Each day's catch is filleted, flash frozen, and shipped to our crack content staff at company headquarters in Bedford, MA. In the normal course of events, the product announcement stories are posted within a day or two, providing you with what we hope is the most comprehensive and timely news feed for analog and mixed signal.
Keeping up with the flow of new products and other developments is no small job. Each of the major analog and mixed-signal houses can be expected to introduce 200 to 300 new products a year. And then there are all the smaller, specialty firms that make only a few introductions a year, but these products are significant for specialized applications.
We try to keep an even strain and process things as they come. But imagine my surpriseif not outright dismaywhen late last month I checked National Semiconductor's new product pages and found that almost 200 new products had appeared virtually overnight.

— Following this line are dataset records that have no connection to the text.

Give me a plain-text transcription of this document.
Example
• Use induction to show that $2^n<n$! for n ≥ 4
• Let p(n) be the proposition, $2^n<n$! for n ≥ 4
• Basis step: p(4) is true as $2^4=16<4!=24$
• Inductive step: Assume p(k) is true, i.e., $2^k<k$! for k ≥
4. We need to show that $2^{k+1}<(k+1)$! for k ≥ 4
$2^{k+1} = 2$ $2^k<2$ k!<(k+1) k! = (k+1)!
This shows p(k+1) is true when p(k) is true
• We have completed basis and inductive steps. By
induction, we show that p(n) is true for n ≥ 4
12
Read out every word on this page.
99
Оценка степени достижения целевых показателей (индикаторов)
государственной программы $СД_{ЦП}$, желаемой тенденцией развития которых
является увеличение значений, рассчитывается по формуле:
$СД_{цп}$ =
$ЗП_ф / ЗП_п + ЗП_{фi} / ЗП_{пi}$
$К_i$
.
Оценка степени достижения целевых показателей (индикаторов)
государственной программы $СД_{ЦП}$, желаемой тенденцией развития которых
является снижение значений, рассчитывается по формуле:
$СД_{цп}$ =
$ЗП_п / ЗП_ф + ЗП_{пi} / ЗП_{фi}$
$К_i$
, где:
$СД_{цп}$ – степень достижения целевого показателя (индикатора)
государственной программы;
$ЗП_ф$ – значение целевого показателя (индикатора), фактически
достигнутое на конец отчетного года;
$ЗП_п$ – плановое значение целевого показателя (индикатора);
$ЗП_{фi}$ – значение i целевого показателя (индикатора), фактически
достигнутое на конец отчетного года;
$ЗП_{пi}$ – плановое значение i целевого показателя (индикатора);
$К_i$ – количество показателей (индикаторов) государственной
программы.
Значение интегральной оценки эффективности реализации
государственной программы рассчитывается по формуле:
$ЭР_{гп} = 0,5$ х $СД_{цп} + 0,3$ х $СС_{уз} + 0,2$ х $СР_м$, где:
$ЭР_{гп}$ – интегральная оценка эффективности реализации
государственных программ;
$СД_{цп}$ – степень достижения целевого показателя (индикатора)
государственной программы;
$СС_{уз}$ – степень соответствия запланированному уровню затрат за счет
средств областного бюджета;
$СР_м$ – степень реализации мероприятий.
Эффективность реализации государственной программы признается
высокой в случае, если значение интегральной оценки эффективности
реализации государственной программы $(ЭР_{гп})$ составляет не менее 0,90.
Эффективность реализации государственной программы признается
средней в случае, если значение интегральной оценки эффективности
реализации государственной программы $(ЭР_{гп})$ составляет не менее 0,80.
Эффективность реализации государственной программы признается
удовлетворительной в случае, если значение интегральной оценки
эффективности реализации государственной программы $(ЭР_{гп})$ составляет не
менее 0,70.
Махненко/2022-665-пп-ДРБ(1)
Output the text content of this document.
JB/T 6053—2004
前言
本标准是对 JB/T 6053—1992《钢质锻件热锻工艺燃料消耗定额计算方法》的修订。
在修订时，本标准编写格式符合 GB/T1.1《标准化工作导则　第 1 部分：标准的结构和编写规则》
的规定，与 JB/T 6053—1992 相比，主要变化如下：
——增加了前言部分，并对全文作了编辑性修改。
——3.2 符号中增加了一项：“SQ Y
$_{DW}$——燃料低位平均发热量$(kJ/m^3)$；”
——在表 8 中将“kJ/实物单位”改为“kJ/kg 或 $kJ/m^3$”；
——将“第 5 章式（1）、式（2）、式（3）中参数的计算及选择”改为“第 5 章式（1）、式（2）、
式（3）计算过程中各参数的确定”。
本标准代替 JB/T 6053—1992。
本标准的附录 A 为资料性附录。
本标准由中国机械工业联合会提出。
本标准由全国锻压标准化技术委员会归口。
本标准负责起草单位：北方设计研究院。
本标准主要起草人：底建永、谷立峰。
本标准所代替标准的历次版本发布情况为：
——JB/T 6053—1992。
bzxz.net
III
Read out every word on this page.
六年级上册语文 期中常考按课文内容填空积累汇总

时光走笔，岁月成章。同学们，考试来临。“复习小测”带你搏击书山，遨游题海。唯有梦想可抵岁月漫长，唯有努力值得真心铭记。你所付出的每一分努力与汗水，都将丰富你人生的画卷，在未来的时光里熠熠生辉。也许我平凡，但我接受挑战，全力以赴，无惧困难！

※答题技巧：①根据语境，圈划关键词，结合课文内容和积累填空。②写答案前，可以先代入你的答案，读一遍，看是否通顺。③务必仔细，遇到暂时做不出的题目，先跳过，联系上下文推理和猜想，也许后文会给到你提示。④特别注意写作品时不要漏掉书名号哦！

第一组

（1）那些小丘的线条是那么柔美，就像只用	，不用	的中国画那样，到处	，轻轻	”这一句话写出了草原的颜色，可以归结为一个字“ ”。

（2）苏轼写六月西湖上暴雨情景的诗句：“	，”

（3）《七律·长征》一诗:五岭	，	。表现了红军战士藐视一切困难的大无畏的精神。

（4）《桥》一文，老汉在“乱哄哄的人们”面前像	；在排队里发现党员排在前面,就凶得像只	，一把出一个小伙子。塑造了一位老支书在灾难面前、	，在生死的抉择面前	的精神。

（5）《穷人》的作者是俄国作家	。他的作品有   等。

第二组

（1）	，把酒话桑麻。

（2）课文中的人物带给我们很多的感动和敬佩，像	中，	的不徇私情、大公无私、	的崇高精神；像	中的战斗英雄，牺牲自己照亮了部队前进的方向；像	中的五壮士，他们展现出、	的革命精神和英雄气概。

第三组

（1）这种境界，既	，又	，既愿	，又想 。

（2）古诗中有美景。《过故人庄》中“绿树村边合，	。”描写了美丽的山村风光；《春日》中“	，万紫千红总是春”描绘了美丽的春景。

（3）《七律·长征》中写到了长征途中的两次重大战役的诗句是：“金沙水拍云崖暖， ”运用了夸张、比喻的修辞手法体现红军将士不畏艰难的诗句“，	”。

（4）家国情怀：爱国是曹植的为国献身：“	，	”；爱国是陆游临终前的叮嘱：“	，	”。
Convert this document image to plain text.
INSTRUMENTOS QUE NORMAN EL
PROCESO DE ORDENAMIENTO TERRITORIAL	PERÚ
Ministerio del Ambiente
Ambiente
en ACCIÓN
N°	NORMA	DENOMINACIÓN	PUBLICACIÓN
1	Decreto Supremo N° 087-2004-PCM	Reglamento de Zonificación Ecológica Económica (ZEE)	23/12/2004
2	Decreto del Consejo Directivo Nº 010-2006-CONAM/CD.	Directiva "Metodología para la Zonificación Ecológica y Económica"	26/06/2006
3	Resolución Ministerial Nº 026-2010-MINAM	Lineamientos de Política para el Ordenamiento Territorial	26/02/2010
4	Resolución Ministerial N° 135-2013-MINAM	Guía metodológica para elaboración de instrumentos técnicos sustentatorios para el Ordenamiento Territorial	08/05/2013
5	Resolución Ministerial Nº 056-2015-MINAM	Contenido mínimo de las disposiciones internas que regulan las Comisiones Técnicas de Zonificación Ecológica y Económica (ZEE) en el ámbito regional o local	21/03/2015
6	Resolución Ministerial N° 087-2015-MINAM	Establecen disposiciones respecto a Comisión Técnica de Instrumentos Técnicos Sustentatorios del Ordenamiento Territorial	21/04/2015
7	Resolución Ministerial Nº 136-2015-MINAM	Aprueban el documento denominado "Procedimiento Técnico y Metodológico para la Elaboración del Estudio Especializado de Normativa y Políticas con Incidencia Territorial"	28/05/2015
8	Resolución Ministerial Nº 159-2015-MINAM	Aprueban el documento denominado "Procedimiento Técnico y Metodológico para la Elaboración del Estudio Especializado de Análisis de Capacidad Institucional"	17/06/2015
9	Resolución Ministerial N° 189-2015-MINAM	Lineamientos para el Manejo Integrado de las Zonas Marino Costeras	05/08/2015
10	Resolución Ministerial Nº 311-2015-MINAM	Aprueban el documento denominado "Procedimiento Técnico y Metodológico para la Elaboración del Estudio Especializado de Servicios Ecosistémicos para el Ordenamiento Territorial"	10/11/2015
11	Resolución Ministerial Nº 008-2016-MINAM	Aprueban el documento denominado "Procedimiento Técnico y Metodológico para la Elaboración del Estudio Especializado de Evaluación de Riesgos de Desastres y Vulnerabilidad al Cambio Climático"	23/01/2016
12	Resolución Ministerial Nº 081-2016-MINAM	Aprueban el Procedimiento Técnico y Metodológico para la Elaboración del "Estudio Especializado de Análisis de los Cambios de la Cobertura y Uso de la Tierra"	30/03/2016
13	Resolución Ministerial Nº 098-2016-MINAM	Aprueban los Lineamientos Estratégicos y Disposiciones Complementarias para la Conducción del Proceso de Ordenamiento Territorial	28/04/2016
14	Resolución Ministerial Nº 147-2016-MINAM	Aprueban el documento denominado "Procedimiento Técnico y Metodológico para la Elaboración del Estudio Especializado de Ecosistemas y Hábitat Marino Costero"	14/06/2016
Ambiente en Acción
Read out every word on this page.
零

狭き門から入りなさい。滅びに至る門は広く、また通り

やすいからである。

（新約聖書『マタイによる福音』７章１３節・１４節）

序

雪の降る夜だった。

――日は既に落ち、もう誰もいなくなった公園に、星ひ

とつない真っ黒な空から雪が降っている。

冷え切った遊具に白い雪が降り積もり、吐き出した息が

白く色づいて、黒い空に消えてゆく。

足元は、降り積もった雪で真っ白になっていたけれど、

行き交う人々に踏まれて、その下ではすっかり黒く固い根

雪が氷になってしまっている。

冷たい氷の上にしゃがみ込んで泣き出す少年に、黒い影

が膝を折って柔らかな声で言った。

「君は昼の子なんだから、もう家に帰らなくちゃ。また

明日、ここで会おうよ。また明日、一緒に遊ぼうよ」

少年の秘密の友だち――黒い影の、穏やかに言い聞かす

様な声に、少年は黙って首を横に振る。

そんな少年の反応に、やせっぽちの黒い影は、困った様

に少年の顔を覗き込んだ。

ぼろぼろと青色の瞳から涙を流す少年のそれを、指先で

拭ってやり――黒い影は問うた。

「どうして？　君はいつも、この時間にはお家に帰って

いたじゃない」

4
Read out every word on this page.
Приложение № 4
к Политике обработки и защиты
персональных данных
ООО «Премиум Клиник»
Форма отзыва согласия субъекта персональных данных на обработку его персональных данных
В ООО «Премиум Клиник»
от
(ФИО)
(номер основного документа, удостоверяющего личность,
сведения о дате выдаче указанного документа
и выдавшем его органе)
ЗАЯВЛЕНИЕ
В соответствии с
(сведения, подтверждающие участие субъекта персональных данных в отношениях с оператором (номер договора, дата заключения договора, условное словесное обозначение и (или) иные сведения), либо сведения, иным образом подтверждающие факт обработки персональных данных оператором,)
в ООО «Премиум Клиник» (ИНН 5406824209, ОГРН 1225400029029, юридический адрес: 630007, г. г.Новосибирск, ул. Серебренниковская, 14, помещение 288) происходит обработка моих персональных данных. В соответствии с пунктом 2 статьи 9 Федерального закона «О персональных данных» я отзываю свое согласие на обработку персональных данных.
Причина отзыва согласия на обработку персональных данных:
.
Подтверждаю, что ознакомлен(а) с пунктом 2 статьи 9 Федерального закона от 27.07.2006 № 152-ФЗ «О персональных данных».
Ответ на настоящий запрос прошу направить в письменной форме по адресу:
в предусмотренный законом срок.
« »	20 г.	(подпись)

The products were all posted on individual pages, one per device. So to make things more manageable for you, we attempted to group them into families of related devices. Still, it was quite a rabbit for our snake to swallow.
Now you might be wondering, as I did, just why National would debut so many products all at once rather than spread them out over the year. I have tried to secure an answer but my sources are mum.
I have noticed that National seems to be alone among major analog and mixed signal makers in developing all its new parts in house. Rivals have been buying up smaller firms left and right to expand their portfolios as quickly as possible. So perhaps the recent introductions were a counter to acquisitions by companies such as Texas Instruments to expand their catalog-parts lines.
Or maybe it was just that National's Web people had a backlog of material to post that they finally got around to.